En France, il fallut attendre le Moyen Age pour que les pères de l’Eglise reconsidèrent le féminin sacré, poussés par le peuple et les artistes qui vouaient un culte à Marie. Au fil du temps, la Vierge s’imposa à son tour comme une déesse mère pleine d’amour permettant à l’Homme de racheter ses pêchés et de se relier, par le cœur, au sacré. De même, la Sagesse ne fit à nouveau plus uniquement liée à la Parole du Verbe, saisissable par l’esprit ; elle fut également incarnée par une figure féminine : la Sophia – la connaissance intuitive par l’âme, chère aux gnostiques comme aux mystiques chrétiens.
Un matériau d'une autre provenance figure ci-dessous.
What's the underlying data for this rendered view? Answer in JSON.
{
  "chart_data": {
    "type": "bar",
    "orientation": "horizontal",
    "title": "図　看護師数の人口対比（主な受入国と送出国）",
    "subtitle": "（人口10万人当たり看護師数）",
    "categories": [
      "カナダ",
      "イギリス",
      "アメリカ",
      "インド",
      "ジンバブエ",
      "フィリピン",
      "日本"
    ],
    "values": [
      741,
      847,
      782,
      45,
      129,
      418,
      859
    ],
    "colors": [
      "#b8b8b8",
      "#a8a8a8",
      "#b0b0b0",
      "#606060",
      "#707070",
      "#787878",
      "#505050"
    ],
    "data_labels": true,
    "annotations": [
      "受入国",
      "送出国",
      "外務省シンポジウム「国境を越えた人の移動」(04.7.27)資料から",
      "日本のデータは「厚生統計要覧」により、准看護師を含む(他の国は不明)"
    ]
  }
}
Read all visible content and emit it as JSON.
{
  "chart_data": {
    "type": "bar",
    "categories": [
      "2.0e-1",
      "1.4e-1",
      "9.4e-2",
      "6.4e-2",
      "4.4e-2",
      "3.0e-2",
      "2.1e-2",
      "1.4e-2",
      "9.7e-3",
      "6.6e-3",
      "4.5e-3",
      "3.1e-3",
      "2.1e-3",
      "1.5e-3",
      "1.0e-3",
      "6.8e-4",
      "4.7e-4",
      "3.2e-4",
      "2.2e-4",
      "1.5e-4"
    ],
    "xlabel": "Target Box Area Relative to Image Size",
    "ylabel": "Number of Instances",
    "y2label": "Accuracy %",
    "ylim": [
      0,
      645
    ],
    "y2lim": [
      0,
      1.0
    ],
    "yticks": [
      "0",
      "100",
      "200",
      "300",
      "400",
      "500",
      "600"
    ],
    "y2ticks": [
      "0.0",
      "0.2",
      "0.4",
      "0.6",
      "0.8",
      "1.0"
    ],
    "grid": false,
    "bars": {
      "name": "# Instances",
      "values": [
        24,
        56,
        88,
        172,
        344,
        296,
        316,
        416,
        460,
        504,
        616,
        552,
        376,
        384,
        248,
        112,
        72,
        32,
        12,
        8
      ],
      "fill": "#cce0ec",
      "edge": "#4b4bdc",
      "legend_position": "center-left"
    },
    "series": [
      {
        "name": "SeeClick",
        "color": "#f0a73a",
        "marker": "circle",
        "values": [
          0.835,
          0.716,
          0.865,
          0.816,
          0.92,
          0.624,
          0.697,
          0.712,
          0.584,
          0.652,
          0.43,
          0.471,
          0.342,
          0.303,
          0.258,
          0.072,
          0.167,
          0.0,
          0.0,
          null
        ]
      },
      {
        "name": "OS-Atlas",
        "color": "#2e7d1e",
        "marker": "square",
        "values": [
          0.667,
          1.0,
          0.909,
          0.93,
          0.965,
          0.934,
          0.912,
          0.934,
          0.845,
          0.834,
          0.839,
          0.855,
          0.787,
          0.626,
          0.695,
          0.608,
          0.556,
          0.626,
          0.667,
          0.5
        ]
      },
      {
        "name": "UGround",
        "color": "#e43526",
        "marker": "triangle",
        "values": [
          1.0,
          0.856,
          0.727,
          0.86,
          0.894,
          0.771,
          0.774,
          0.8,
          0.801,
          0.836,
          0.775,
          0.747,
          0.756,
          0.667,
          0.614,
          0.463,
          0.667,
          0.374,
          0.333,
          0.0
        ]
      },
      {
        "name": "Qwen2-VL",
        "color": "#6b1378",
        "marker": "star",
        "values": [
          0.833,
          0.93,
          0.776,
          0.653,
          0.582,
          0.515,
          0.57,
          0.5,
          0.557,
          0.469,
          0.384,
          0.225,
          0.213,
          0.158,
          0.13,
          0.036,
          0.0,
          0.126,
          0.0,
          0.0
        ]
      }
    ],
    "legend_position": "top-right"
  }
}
La femme médiévale mena également un combat pour retrouver sa liberté et une place dans la société. Elle tenta d’adopter les valeurs guerrières des hommes pour se faire respecter sur leur terrain et conserver ses biens ou elle fit autorité par les lettres et les arts, plaçant l’homme guerrier à son service sur son propre territoire. Beaucoup de femmes, à travers l’histoire, durent combattre, oubliant en chemin leur nature profonde et véritable. Aujourd’hui encore, nombreuses sont celles qui éprouvent un sentiment de révolte. Pourtant, comme l’explique Annick de Souzenelle dans Le féminin de l’être, après le temps du féminisme, qui l’a extérieurement libérée mais a montré depuis ses limites, et le temps d’une féminité artificielle exploitée par les media, la femme qui cherche à se comprendre et s’apaiser doit retrouver sa part de féminin sacré.